A letter to my young unpublished self

Dear Younger Sarina,

You’re in your twenties, and you can’t believe you haven’t written your novel already. You’ve squirreled away a box full of notecards, each one bearing a witty or truthful observation for your book. You have an interesting Wall Street job, and you’re going to write a thriller about it. But you’re too busy climbing the corporate ladder to sit down and write. Sometimes you take the cards out and rearrange them. Sometimes you add one. There are a couple chapters on a floppy disk somewhere, because it’s the nineties. But you don’t have anything close to a book, though, and you’re getting frustrated with yourself.

Look. Strap in. It’s going to be a long ride.

That banking is a beast, but it’s building your future. So hang in there. You’re going to quit when you’re pregnant with your second child. But very few people can write a novel with a newborn, and you are not one of them. So you’ll need to wait a little longer, until you enroll your firstborn in preschool. And now it’s time! You drop him off, walk around the Upper East Side for a half an hour until the New York Society Library opens for the morning. Then you go up to the fifth floor and write until pickup time at noon.

This is it! You finally finish the book. After querying more than fifty agents, you find one who wants to sell your Wall Street thriller. You’re 35 years old, but better late than never. This is it, right?

Nope.

That book fails to find a publisher. So you write a second one. Unbelievably, you summit that mountain again. You send this new book to your agent.

He fires you. By email. You are back to square one. It’s a very bad day.

But chin up, okay? Because you already know how this works. You write a great query letter and start e-mailing. This is what resilience looks like. Four months later you’ve done it. You have a new agent, and she loves the book. And she sells it to a Big 5 publisher. It takes a year, and your advance is not enough to live on. But yay! Big 5! 

This is it, right?

Well, no. You get good reviews from Publisher’s Weekly and Kirkus. The cover is okay. But Target declines to pick it up. And Barnes & Noble only stocks it in their “A” stores, whatever that means. Orders are so bad that you’re already depressed by the time your friends throw you a book party ten days after launch.

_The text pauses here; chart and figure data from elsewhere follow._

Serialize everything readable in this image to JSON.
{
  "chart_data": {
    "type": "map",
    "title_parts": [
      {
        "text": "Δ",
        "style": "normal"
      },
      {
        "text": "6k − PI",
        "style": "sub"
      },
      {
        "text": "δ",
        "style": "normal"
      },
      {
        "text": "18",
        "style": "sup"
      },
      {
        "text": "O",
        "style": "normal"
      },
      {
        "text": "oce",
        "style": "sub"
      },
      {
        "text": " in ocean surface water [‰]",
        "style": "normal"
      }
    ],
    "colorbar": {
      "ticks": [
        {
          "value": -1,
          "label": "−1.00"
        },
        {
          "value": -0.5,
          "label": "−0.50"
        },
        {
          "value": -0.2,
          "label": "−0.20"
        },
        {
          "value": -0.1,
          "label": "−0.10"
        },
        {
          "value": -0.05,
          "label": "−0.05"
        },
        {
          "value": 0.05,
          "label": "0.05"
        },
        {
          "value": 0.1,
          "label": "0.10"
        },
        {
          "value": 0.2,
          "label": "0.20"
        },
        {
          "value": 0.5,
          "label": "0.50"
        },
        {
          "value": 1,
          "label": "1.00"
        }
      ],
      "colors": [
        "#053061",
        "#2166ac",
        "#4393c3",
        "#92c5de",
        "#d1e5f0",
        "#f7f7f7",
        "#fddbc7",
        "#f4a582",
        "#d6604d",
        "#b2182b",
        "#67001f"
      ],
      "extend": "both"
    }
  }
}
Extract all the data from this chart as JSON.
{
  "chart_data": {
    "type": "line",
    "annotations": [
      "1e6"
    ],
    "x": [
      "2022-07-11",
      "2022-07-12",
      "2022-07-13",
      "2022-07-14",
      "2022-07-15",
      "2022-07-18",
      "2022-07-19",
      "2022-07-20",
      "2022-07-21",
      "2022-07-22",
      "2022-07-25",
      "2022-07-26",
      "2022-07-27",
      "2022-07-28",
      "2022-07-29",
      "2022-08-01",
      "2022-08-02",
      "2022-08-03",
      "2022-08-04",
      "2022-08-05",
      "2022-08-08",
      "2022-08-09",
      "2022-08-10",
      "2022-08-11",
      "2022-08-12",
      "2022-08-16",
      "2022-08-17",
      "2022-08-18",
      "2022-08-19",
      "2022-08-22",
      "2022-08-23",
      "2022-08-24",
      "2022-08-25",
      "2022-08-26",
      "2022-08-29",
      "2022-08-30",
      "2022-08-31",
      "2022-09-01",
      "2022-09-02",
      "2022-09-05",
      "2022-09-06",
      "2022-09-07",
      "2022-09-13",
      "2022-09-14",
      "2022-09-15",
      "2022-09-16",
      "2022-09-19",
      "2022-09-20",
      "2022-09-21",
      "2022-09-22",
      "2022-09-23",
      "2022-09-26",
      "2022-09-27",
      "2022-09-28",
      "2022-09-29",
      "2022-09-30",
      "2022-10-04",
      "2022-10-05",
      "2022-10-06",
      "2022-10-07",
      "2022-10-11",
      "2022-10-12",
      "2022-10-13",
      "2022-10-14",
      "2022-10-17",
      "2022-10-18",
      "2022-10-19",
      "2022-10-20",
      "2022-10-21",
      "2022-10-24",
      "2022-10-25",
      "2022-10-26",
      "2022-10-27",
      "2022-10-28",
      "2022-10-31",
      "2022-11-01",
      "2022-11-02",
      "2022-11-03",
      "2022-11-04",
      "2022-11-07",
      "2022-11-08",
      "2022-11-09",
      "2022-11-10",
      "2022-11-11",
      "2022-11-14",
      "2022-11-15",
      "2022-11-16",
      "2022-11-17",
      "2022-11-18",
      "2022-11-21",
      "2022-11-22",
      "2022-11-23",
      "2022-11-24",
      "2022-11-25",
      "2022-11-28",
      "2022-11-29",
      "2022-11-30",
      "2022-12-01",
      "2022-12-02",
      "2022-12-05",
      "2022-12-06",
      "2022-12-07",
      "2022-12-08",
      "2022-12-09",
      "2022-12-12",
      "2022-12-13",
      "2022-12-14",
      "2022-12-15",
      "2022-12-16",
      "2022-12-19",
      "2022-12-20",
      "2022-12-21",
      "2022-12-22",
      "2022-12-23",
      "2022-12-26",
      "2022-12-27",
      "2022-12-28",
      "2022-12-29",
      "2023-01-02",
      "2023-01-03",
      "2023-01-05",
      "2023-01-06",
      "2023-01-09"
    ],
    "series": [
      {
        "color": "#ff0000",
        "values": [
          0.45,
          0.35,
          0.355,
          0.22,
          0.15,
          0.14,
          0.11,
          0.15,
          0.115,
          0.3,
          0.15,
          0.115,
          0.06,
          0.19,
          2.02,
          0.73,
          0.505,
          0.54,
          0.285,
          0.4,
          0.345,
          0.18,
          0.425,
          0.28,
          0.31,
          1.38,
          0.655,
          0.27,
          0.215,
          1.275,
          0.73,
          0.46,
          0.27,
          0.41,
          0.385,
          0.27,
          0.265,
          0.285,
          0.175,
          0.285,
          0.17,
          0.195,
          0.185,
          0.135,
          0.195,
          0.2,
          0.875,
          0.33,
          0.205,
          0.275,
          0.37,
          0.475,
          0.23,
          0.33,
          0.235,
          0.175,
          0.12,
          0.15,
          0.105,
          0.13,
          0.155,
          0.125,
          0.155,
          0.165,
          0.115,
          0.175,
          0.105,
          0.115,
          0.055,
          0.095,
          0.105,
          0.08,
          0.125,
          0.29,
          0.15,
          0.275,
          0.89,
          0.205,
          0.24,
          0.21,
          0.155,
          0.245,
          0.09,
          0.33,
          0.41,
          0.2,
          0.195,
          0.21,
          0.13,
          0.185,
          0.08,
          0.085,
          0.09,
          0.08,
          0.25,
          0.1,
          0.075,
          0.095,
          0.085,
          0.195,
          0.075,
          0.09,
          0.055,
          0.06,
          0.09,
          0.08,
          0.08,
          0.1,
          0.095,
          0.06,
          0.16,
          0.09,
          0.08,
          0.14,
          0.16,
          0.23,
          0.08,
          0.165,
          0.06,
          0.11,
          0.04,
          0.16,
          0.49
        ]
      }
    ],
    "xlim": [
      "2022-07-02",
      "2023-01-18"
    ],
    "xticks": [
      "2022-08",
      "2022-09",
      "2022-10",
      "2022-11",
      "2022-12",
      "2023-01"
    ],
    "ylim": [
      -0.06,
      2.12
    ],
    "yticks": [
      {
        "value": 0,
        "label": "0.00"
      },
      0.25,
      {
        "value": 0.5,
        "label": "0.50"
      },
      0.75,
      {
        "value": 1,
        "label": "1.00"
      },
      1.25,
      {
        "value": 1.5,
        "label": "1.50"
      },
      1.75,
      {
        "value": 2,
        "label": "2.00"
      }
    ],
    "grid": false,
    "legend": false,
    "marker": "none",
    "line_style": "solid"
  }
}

Now you change gears again, because you want a career, damn it. You spend three years (three!) writing an important historical novel. Your agent loves it, but she fails to sell it, even after you change your name for this book, to avoid those terrible sales numbers in Bookscan. 

One winter day you get eight publisher rejections in a single morning. Your family goes skiing without you. The book you’re half-heartedly writing next needs a sex scene, and you don’t know how to write one. So you download a romance novel to your Nook and read that instead of working. It’s a lot of fun, actually, and you read it all in one sitting. 

Then your brain says, “Hey girl. We could do this. It would be fun. Writing might be joyful again.”

You write your first romance in six weeks. Harlequin offers for it immediately. And while they’re fitting you into the queue, you self-publish another romance novel. Because why not? We threw away the rule book when we threw away the important historical novel.

Why not indeed. This is where you finally figure out how to find your readers. It’s never going to be easy. It will always be work. But you will earn a living, and you will make all your own rules. People will plunk down money for your novels, and you’ll hit the USA Today bestseller’s list fifteen times and counting.

Listen, younger Sarina. You still won’t hit the New York Times, or get a movie deal, because this is not a fairy tale. And it’s going to take a while. But you’re going to figure this out.

Oh, and before I sign off, please don’t forget to use sunscreen, either.